Growing up in Hawaii, lei were an integral part of my life. I remember climbing our plumeria tree in the backyard, stringing them with my mom out of buckets of water, and presenting them to my teachers in damp plastic bags the next day.
We celebrate May Day as Lei Day in Hawaii — it's even a song — and we'd make the trees bolo head (bald) from taking every single blossom to make as many lei as we could.
Moving into my teens, I gave a maile lei to my prom date — a twisted leafy vine lei that smells spicy and fragrant. A rite of passage, really, as we moved out of childhood.

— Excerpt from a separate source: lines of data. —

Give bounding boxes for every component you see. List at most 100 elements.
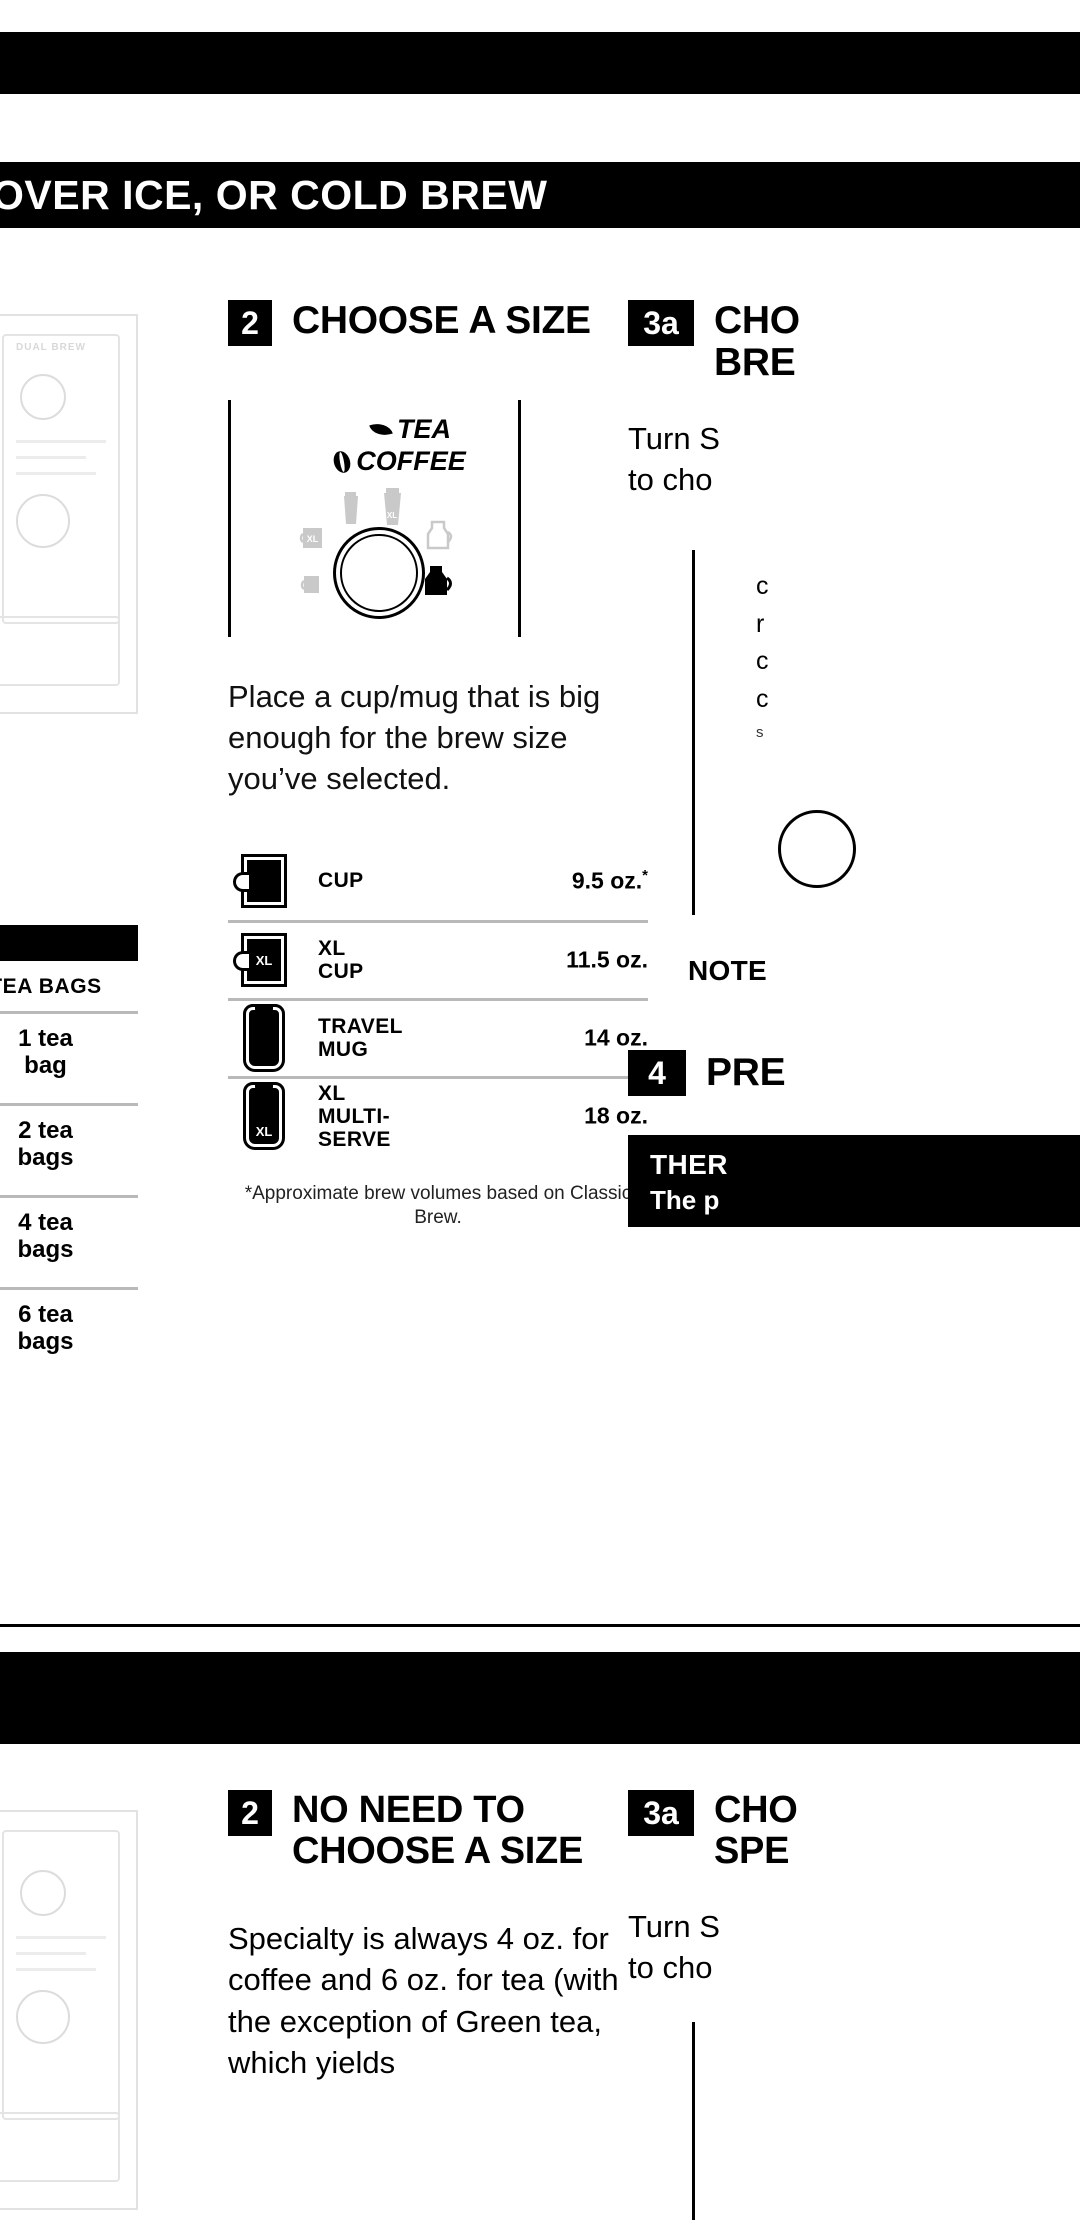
table-row: 4 tea bags	[0, 1195, 138, 1275]
size-name: TRAVEL MUG	[318, 1015, 403, 1062]
tea-bags-cell: 6 tea bags	[17, 1300, 74, 1355]
brew-type-list: c r c c s	[756, 568, 769, 745]
step2-heading-bottom: 2 NO NEED TO CHOOSE A SIZE	[228, 1789, 658, 1873]
brew-style-knob[interactable]	[778, 810, 856, 888]
instruction-text: Turn S to cho	[628, 421, 720, 498]
step-number-badge: 3a	[628, 300, 694, 346]
machine-base	[0, 2112, 120, 2182]
brew-type-items: c r c c	[756, 572, 769, 713]
tea-bags-column-header: TEA BAGS	[0, 975, 102, 998]
tea-table-header-bars	[0, 925, 138, 961]
travel-mug-icon	[228, 1004, 300, 1067]
step3a-heading: 3a CHO BRE	[628, 299, 1080, 385]
machine-base	[0, 616, 120, 686]
table-row: TRAVEL MUG 14 oz.	[228, 997, 648, 1076]
step-number-badge: 2	[228, 1790, 272, 1836]
dial-xl-cup-icon: XL	[299, 528, 322, 548]
brew-size-dial[interactable]	[333, 527, 425, 619]
page-title: CHOOSE A SIZE	[292, 299, 591, 342]
dial-cup-icon	[300, 576, 319, 593]
machine-dial-bottom-icon	[16, 1990, 70, 2044]
machine-dial-top-icon	[20, 374, 66, 420]
size-volume: 11.5 oz.	[566, 946, 648, 973]
right-vertical-rule-bottom	[692, 2022, 695, 2220]
xl-multi-serve-icon: XL	[228, 1082, 300, 1145]
right-vertical-rule	[692, 550, 695, 915]
table-row: 2 tea bags	[0, 1103, 138, 1183]
dial-legend-tea-label: TEA	[397, 414, 451, 444]
center-column-step2: 2 CHOOSE A SIZE TEA COFFEE XL XL Place a…	[228, 299, 648, 1230]
tea-bags-cell: 4 tea bags	[17, 1208, 74, 1263]
brew-size-table: CUP 9.5 oz.* XL XL CUP 11.5 oz. TRAVEL M…	[228, 842, 648, 1154]
table-row: CUP 9.5 oz.*	[228, 842, 648, 920]
table-row: 1 tea bag	[0, 1011, 138, 1091]
coffee-bean-icon	[331, 448, 354, 475]
dial-legend-tea-row: TEA	[306, 414, 516, 446]
size-volume: 18 oz.	[584, 1102, 648, 1129]
svg-text:XL: XL	[387, 511, 397, 520]
instruction-text: Turn S to cho	[628, 1909, 720, 1986]
dial-rule-left	[228, 400, 231, 637]
dial-legend: TEA COFFEE	[306, 414, 516, 478]
machine-control-panel	[2, 1830, 120, 2120]
step4-heading: 4 PRE	[628, 1050, 786, 1096]
left-note-heading: FEE, ADD BASKET.	[0, 1452, 148, 1523]
leaf-icon	[369, 419, 393, 441]
dial-xl-multi-serve-icon: XL	[384, 488, 401, 525]
size-volume: 9.5 oz.*	[571, 866, 648, 894]
note-label: NOTE	[688, 955, 767, 986]
right-column-step3a-bottom: 3a CHO SPE Turn S to cho	[628, 1789, 1080, 2220]
step-number-badge: 2	[228, 300, 272, 346]
warning-heading: THER	[650, 1149, 728, 1180]
size-name: XL MULTI- SERVE	[318, 1081, 391, 1151]
section-banner-bottom	[0, 1652, 1080, 1744]
page-title: CHO BRE	[714, 299, 800, 385]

I wore a stack of lei over my long-sleeved, high-neck white formal holoku gown at my high school graduation. There's a unique feeling to having layers and layers of beautiful flowers around your neck — until you're sweating and every petal is stuck to your skin and you can barely see over the top of them. That was also my grandparents' last visit to me, and I treasure the memory of being with both of them, the scent of all those flowers up to my chin making me feel special, celebrated, and filled with love.
Even today, I'm a lucky recipient of the handmade lei. My childhood friend Tracy strings them with tiny pikake buds from her mom's yard. It's absolutely the best feeling to receive a handmade treasure like that — and honestly, it must be what our customers feel like when they get a piece of jewelry made just for them.
A Little History
The lei tradition predates Western contact, but its modern significance is deeply tied to Hawaiian identity. King Kamehameha I, who unified the Hawaiian Islands in 1810, helped establish the lei as a symbol of honor and celebration. The first recorded lei given to a visitor was to Captain James Cook when he arrived in 1778 — Kalanimoku presented him with flowers and leaves.
But the real meaning of lei goes beyond what you can see. It's a spiritual connection between the land the flowers come from, the person who strung them, and the person who wears them. It links us to each other through aloha — love — and mana — our spiritual power. Best when made from the heart and given with our highest intentions to celebrate and honor the person receiving it.
From Flowers to Beads
It's no wonder we love wearing garlands around our necks. While fresh is no ka oi — the best — there's something beautiful about a beaded lei too. A strand of gemstone rounds, a rope of pearls, a necklace you made with your own hands for someone you love. The intention is the same. The mana is the same.
That's what we do here. We give you the materials to make something meaningful — something that carries the same spirit as a plumeria lei picked from your backyard tree, strung with love, and given with everything you've got.